I liked the book. But here is where Christianity and Shkeen religion diverge. In Christianity sin is dealt with by someone else. Sin is what keeps us from being everything we can be. Sin robs us of the our freedom—in fact it enslaves. In the Shkeen religion sin is present but frankly, never really addressed. There is no final judgment or escape from sin, there is no righting of all wrongs by a just and fair judge, there is just deep darkness and loneliness when Final Union is missed. Again, as in any other religion, its dependent on what you do to gain Final Union, whereas in Christianity, our union with God isn’t accomplished by something we do but by what Christ has done for us on the cross. Instead of consuming us, God in the person of Jesus comes to be consumed. Instead of becoming part of God, we enter what theologians call union with Christ through Gods Spirit, and worship a God who is much bigger than we are. Instead of something we do to gain great joy the joy comes from something God does for us, and from who he is. The celebration isn’t rooted in us joining to each other in some great Union—the Greeshka doesn’t think or live or interact, it just eats. But in Christianity, we are joined relationally to a God who at his root is love. Ironically, that union in Christianity is celebrated by eating and drinking of Jesus flesh and blood—also known as the Lords Supper, the Eucharist, or Communion (1 Cor 11:23-26).

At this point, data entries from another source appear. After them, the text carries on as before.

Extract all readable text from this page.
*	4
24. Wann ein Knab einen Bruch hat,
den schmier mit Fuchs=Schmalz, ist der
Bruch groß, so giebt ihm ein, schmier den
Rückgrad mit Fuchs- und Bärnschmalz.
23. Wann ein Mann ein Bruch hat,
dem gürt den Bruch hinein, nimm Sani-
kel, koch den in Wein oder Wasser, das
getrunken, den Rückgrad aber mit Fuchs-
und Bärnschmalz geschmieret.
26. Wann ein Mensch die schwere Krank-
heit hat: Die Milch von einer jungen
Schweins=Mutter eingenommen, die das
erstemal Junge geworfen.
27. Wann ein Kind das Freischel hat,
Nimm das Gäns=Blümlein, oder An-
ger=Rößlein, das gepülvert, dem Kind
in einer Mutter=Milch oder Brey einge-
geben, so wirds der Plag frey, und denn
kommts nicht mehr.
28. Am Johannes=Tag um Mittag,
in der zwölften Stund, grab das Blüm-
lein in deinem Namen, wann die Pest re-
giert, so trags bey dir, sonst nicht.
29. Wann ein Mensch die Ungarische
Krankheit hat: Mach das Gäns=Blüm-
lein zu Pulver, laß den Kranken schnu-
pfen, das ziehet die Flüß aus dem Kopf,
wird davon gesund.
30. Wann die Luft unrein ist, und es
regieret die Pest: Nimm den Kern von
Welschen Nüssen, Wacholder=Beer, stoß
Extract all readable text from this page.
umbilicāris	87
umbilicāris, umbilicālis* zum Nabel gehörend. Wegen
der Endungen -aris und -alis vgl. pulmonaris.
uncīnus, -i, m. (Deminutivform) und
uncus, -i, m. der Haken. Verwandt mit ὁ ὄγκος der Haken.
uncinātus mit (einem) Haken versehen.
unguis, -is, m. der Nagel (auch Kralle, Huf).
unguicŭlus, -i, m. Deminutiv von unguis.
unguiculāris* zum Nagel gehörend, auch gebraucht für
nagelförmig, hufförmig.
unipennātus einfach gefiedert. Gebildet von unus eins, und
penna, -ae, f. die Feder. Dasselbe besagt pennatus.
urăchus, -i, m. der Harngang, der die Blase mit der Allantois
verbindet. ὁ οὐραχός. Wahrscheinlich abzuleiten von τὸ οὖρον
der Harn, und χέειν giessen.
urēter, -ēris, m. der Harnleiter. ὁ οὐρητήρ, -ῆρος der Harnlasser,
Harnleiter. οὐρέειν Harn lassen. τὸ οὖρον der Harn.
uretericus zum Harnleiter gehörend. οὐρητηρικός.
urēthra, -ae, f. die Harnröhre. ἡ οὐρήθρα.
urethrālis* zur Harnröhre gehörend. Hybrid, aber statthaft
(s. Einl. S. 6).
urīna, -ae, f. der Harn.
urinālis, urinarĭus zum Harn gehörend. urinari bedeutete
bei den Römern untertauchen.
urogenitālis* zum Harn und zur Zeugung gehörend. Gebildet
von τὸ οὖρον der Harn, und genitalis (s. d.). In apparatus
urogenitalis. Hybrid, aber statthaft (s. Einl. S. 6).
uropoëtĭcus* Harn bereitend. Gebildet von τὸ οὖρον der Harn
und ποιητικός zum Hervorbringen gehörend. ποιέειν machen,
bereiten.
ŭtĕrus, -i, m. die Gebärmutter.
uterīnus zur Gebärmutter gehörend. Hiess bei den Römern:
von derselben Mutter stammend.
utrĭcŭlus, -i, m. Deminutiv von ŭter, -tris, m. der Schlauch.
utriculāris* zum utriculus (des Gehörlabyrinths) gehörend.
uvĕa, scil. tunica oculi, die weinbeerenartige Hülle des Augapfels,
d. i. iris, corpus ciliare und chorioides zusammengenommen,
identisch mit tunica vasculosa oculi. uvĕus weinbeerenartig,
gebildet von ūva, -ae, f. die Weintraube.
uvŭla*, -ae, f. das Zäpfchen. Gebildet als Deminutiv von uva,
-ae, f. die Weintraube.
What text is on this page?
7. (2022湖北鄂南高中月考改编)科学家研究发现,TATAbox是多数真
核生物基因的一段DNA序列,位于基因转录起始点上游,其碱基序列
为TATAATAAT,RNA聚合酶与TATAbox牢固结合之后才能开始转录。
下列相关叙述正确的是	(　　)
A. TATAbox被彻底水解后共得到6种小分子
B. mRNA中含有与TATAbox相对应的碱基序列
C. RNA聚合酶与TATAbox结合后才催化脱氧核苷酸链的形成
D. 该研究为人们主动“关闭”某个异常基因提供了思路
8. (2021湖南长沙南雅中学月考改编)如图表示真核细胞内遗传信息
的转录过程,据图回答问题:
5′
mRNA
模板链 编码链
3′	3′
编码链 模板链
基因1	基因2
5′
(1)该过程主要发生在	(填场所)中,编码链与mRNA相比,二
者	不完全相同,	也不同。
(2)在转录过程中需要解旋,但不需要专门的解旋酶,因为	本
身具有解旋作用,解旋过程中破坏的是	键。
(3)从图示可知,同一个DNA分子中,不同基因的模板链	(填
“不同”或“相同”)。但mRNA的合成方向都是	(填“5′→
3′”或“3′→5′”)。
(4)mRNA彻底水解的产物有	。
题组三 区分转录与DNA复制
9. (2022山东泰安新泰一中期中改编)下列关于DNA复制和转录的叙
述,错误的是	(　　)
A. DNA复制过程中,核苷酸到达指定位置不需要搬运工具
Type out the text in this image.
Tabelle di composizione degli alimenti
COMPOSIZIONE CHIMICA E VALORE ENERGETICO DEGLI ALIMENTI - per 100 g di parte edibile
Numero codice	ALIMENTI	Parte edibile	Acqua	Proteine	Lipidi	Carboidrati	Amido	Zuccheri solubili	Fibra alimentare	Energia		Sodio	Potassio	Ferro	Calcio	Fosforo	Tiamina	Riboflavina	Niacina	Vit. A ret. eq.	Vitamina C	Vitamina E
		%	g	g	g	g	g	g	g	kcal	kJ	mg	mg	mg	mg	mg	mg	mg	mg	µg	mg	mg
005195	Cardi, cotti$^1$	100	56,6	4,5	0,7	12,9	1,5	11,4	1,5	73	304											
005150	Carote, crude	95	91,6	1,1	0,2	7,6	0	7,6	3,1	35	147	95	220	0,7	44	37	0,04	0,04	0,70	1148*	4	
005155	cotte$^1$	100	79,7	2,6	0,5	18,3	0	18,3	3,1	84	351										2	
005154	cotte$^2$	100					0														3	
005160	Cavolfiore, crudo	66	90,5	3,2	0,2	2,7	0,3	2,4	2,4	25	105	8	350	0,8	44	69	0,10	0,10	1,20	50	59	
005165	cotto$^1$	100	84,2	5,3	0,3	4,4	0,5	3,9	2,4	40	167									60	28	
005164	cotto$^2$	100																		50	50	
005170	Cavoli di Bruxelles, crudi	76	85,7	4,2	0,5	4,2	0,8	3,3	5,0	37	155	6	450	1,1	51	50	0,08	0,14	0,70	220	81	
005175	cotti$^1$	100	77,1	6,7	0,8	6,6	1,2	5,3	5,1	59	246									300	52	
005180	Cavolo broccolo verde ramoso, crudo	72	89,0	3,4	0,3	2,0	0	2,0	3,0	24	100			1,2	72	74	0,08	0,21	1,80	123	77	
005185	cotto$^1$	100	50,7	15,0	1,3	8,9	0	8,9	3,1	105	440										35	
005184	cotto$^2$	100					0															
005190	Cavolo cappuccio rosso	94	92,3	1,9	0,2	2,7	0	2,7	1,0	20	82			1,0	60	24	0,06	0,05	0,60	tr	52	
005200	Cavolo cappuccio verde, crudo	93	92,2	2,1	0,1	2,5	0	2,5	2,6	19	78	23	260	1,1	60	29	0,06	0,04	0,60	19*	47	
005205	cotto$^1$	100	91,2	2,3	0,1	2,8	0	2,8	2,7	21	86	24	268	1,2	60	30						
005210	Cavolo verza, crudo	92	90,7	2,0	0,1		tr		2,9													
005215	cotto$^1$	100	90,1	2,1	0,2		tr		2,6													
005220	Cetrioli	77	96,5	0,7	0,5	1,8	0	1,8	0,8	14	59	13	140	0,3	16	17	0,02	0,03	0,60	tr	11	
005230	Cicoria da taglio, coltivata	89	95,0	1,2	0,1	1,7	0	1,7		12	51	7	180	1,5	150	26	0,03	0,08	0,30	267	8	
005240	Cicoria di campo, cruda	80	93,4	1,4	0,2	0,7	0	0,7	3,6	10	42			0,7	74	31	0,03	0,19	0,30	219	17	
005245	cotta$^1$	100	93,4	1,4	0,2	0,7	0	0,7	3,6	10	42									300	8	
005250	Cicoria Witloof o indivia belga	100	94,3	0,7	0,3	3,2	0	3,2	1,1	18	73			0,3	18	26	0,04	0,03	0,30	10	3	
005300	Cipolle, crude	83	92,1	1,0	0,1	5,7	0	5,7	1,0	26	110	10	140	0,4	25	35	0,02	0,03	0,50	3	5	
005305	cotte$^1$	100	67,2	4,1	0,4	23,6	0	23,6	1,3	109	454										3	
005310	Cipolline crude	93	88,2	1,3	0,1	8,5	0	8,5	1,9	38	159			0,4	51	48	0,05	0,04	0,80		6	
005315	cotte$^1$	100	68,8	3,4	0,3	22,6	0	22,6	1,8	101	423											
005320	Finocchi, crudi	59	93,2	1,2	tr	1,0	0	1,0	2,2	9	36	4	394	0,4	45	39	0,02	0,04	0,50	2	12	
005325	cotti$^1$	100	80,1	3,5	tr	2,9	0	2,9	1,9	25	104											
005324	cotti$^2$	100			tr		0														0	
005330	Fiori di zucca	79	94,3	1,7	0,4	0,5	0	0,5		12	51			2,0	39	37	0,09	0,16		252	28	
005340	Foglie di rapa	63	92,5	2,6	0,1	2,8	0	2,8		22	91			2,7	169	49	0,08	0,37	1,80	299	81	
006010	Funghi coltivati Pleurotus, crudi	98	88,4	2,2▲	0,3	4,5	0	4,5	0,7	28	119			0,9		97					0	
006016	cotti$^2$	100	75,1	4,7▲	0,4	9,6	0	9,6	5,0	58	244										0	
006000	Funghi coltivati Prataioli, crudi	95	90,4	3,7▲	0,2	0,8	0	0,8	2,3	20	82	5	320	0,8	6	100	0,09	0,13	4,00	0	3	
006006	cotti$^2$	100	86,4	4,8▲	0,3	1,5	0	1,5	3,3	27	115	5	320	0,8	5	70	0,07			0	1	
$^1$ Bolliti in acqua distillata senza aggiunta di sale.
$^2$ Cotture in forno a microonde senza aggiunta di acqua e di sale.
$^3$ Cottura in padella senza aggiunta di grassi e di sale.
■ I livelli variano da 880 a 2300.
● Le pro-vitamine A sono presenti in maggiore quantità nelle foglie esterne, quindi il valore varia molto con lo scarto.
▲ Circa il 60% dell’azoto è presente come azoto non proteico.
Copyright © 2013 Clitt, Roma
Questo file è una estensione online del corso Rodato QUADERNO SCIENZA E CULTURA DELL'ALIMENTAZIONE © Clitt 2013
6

I found the book intriguing. But there was no solution to the universal problem of evil, no recognition of the Holiness of God, and no sense that God is anything personal. But the idea that we can know, be known, and loved beyond our wildest imagination is compelling which is why the author wrote the book. Isn’t that what we want? To be fully known and fully loved and to do so with others. Only through the person of Jesus Christ will that actually take place. There is a great article in the NY Times August 21, 2013 entitled A Pact to Make the Heart Grow Fonder in the Fashion and Style section. Its about a couple that spent a year testing their love for one another. The relationship ended for a variety of reasons but it was a compelling compliment to the book.

For the record, sex played a big part in the authors attempt to explain intimacy. And interestingly enough, it proved faulty and incomplete. It makes me sad because there is so much more to love than sex. By the way, this is not an erotic book!